In truth, Teacher, You say ideally that He is One and there is no other more than He. …  And Jesus perceiving him, that he answered apprehendingly…

Ouweneel is looking for an answer to the question ‘How do we explain the trinity to Jews?’. Well here we have a situation where Jesus himself relates to a Jewish scribe who the one God is. And the scribe has no objection to Jesus’ explanation. And Jesus in his turn, perceives that the scribe understands him well. Is the trinity taught in this conversation? Does Jesus give any hint that the one God consists of multiple persons? Or does he teach that he himself is part of the one God? No, on the contrary! Jesus speaks about the one God as He. Third person singular. “He is one and there is no other more than He”. As complicated as the construction of the doctrine of the trinity is and the terminology which has been devised, so simple is this statement. And realise that also in the New Testament, this is “the first of the commandments”!

Also pay attention to Jesus’ prayer in John 17. He addresses God as Father (verse 1) and says in verse 3:

Now it is eonian life that they may know You, the ONLY true GOD and Him Whom You commission, Jesus Christ.

Here Jesus addresses his Father as the ONLY God. Hereby he does not only show to be unfamiliar with the doctrine of the trinity. It is much stronger: this doctrine is impossible to reconcile with Jesus’ words.

For Paul it was not different. In 1 Cor. 8:6 he writes:

… for us there is ONE GOD the Father, out of Whom all is…

The real question is not: How do we explain the trinity to Jews? The question is: How does a Jew explain the truth of the one God to those with a background of polytheism? Here such a Jew is speaking. Has Paul’s monotheism changed since he acknowledged Jesus as Messiah? Not at all! The terminology of the trinity (“one being, three persons”, God the Son, etc.) is as strange to him as the concept itself. No multiple persons who are all God, but “one God the Father”. And the Son is not “God the Son”, but always and consistently “the Son of God”. In Ephesians 4:6, the same Paul declares:

 …ONE GOD and Father of all, Who is over all and through all and in all.

Aren’t there any texts in which the Messiah is identified with God? Oh yes, certainly! But is that identification of the Messiah and God a reason to revise or redefine the oneness of God? Not for the writers of the New Testament. For them, Jesus was the representation of God. Or, as Jesus himself stated: “He  who has seen me has seen the Father …” (John 14:9). And in Colossians 1 Paul calls “the Son of God’s love”, the “image of God, the Unseen” (1:15). In other words, the Son of God portrays the invisible God as an icon. So it makes sense that where we find Jesus Christ, we see God. That is not a theological problem, it is a linguistic phenomenon. The candlesticks are the seven churches (Rev. 1:20). The ten horns are ten kings (Rev.17:12). The bread is the body of Christ (Mat.26:26), etc. Everywhere we encounter this figure of speech called metaphor. And ‘imagery’ we can certainly expect, where the Son is explicitly said to be the image of God. The key is hanging at the door!

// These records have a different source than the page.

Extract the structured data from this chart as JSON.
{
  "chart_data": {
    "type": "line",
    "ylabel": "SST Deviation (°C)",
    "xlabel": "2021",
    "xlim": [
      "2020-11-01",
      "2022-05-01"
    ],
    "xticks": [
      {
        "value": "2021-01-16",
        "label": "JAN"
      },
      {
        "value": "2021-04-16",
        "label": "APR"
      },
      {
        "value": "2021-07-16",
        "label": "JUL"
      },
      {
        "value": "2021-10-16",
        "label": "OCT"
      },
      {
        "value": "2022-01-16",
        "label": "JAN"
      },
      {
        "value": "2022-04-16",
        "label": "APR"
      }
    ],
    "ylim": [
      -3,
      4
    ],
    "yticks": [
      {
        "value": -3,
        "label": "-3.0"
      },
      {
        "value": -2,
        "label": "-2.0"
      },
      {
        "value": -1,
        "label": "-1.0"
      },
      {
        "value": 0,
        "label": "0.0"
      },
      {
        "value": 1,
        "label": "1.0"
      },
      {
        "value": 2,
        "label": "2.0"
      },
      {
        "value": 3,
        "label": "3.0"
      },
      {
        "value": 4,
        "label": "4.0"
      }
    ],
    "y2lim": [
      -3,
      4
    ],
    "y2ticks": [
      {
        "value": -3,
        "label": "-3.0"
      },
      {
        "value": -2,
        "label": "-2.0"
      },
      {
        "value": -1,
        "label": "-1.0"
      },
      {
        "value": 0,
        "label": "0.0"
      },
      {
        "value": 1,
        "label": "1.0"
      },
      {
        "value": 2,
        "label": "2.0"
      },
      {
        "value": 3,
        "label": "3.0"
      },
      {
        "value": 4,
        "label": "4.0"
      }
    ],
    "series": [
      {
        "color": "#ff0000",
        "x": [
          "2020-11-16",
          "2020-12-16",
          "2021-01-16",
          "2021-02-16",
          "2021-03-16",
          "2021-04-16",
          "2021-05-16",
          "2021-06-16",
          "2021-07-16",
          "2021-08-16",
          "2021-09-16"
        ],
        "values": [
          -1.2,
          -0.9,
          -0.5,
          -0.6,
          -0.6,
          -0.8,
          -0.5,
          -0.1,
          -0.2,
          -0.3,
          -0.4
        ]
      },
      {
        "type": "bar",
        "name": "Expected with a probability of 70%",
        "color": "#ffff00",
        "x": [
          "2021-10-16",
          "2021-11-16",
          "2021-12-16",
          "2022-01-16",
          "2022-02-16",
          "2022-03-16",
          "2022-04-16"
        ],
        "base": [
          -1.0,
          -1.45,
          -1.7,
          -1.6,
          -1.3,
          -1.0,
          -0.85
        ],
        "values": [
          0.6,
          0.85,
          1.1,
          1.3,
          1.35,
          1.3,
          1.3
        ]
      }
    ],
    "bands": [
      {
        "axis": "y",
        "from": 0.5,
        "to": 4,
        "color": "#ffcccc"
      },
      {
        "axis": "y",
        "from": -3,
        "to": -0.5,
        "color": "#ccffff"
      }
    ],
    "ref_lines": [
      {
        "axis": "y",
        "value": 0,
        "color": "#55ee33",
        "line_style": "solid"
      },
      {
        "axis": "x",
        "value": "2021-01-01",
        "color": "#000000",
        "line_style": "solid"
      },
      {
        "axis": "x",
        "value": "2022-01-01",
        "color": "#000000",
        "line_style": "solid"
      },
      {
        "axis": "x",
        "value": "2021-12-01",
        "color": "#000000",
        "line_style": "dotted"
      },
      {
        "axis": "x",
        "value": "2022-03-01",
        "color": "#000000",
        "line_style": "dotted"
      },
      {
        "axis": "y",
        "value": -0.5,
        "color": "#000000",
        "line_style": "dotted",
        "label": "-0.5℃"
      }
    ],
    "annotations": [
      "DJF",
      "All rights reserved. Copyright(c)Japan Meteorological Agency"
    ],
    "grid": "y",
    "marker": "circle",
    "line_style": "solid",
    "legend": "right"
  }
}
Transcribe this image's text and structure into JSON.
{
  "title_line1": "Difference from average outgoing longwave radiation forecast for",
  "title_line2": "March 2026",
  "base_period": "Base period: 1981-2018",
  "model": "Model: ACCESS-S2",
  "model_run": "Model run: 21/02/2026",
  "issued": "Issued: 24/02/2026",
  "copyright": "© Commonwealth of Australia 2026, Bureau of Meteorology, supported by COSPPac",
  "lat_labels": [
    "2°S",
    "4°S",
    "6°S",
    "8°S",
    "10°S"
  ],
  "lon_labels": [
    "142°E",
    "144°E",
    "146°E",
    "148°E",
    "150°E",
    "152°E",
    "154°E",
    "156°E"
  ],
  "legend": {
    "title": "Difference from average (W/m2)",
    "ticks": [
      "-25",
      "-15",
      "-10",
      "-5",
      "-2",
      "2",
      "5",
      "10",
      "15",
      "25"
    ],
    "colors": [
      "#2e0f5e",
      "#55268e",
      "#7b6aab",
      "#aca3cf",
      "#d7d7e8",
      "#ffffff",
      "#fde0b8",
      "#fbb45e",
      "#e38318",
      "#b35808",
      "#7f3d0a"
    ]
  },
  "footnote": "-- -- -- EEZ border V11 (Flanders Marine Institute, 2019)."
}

But alas, all these totally biblical considerations do not put any weight in the scale of orthodox Christianity. Here and there, People say “Sola Scriptura!” But in practice you are called a heretic when you deny or contradict a doctrine that was elevated to dogma in the fourth century. The doctrine of the trinity has been the benchmark of orthodoxy ever since. And I do not have the illusion that a blog like this will change that.

In 1975 Ouweneel wrote in a brochure (‘what is healthy Bible study?’ ; page 25):

Healthy Bible study is safe Bible study and it is safe when it stays as close as possible to the Scriptures and only uses terminology of the Scriptures…

And that is true! I cannot think of a more powerful condemnation of the doctrine of the trinity.